Background: Pediatric craniofacial reconstruction (CFR) procedures involve wide scalp dissections with multiple osteotomies and have been associated with significant morbidity. The aim of this study was to document the incidence of clinically important problems, particularly related to blood loss, and perform a risk factor analysis.
Methods: Records of all patients who underwent craniofacial surgery at the Children's Hospital of Philadelphia between December 1, 2001 and January 1, 2006 were reviewed. Data were collected from the electronic anesthesia record, intensive care unit (ICU) progress notes, and discharge summary. All intraoperative laboratory values and all laboratory values obtained upon arrival in the ICU were recorded. A multivariable analysis was performed to evaluate associations between elements of intraoperative management and the following clinical outcomes: intraoperative hypotension, intraoperative metabolic acidosis, presence of a postoperative coagulation test abnormality, and postoperative administration of hemostatic blood products.

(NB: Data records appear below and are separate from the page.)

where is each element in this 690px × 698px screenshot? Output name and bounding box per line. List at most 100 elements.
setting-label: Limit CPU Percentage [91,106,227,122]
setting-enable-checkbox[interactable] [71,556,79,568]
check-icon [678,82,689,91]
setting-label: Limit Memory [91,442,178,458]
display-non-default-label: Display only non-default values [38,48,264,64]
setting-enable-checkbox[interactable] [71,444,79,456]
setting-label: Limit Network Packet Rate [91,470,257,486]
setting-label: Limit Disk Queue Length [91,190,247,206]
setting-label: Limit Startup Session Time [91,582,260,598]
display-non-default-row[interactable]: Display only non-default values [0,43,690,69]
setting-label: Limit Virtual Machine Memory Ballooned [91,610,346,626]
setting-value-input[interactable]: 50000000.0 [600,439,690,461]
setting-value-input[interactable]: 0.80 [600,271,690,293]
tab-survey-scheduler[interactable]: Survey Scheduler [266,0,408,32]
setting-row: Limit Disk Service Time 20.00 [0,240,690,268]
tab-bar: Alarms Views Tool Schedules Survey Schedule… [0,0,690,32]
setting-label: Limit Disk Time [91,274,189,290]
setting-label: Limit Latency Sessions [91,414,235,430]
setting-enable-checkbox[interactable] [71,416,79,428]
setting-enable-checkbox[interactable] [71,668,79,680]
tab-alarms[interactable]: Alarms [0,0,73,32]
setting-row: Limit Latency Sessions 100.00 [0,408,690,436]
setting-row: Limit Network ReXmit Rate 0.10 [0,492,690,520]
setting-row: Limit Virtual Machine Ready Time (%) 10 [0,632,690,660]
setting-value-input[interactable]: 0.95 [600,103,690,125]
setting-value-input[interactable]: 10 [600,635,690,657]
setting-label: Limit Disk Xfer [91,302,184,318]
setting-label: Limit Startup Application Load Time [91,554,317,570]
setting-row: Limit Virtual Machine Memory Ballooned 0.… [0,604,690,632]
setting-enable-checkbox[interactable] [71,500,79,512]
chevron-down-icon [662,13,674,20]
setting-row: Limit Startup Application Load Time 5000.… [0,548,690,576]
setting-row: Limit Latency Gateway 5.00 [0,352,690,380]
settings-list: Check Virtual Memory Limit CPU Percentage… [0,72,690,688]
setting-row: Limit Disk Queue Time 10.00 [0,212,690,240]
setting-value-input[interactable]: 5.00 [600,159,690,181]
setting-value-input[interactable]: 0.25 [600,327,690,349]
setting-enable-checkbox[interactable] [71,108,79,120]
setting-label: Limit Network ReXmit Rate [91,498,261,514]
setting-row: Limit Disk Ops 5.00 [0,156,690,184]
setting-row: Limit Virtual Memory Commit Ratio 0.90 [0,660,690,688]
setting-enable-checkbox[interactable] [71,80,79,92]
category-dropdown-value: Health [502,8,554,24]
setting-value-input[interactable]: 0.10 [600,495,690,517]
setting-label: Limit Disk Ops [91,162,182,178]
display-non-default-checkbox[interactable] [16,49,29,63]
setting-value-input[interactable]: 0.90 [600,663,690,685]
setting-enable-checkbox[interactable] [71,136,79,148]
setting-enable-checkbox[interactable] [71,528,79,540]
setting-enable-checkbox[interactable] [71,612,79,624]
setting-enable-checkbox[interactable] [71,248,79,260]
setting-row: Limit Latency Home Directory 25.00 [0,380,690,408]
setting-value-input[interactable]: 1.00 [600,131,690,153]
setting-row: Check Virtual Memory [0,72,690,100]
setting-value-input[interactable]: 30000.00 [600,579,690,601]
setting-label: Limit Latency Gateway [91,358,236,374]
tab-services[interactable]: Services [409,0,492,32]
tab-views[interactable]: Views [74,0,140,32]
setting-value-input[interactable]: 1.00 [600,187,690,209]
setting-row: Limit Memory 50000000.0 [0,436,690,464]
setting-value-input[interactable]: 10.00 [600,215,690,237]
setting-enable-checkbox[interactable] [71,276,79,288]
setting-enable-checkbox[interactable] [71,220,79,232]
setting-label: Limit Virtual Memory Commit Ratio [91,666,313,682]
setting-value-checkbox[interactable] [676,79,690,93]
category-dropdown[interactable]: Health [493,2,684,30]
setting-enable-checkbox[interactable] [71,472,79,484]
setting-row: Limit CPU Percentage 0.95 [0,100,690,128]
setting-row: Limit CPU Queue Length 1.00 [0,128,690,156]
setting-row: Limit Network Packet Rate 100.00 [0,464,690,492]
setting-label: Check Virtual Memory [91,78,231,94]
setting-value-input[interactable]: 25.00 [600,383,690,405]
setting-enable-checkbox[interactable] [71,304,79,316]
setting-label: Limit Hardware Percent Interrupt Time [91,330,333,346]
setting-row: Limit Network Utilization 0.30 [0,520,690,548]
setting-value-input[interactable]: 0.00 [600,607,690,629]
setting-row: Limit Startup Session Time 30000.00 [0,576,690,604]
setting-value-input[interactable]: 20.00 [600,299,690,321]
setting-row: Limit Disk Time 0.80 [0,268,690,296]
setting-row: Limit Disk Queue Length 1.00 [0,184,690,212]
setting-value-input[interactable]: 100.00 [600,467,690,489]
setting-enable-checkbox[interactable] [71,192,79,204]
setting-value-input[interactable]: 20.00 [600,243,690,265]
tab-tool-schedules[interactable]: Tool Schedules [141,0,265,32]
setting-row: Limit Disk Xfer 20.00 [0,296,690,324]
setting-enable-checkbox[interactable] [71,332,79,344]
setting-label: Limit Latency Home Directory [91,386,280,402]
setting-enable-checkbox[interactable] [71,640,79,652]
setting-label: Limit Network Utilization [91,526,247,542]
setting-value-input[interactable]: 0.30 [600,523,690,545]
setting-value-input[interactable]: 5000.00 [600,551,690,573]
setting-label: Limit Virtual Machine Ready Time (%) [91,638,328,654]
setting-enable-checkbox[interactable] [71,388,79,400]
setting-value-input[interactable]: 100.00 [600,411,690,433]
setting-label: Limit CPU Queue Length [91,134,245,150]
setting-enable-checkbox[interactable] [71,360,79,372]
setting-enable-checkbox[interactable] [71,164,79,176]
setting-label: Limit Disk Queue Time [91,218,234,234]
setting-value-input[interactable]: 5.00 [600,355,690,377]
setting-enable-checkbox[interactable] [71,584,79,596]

Results: Data for 159 patients were reviewed. The mean volume of packed red blood cells transfused intraoperatively was 51 ml x kg(-1). Multivariable analysis revealed that intraoperative administration of albumin was strongly correlated with both an increased incidence of postoperative coagulation derangements and postoperative administration of hemostatic blood products (Odds Ratio 5.9, 2.8, respectively), while intraoperative fresh frozen plasma (FFP) administration was associated with an opposite effect (Odds Ratio 0.94, 0.97, respectively).
Conclusions: In pediatric CFR procedures where the volume of blood loss routinely exceeds one blood volume, intraoperative administration of FFP favorably impacted postoperative laboratory coagulation parameters.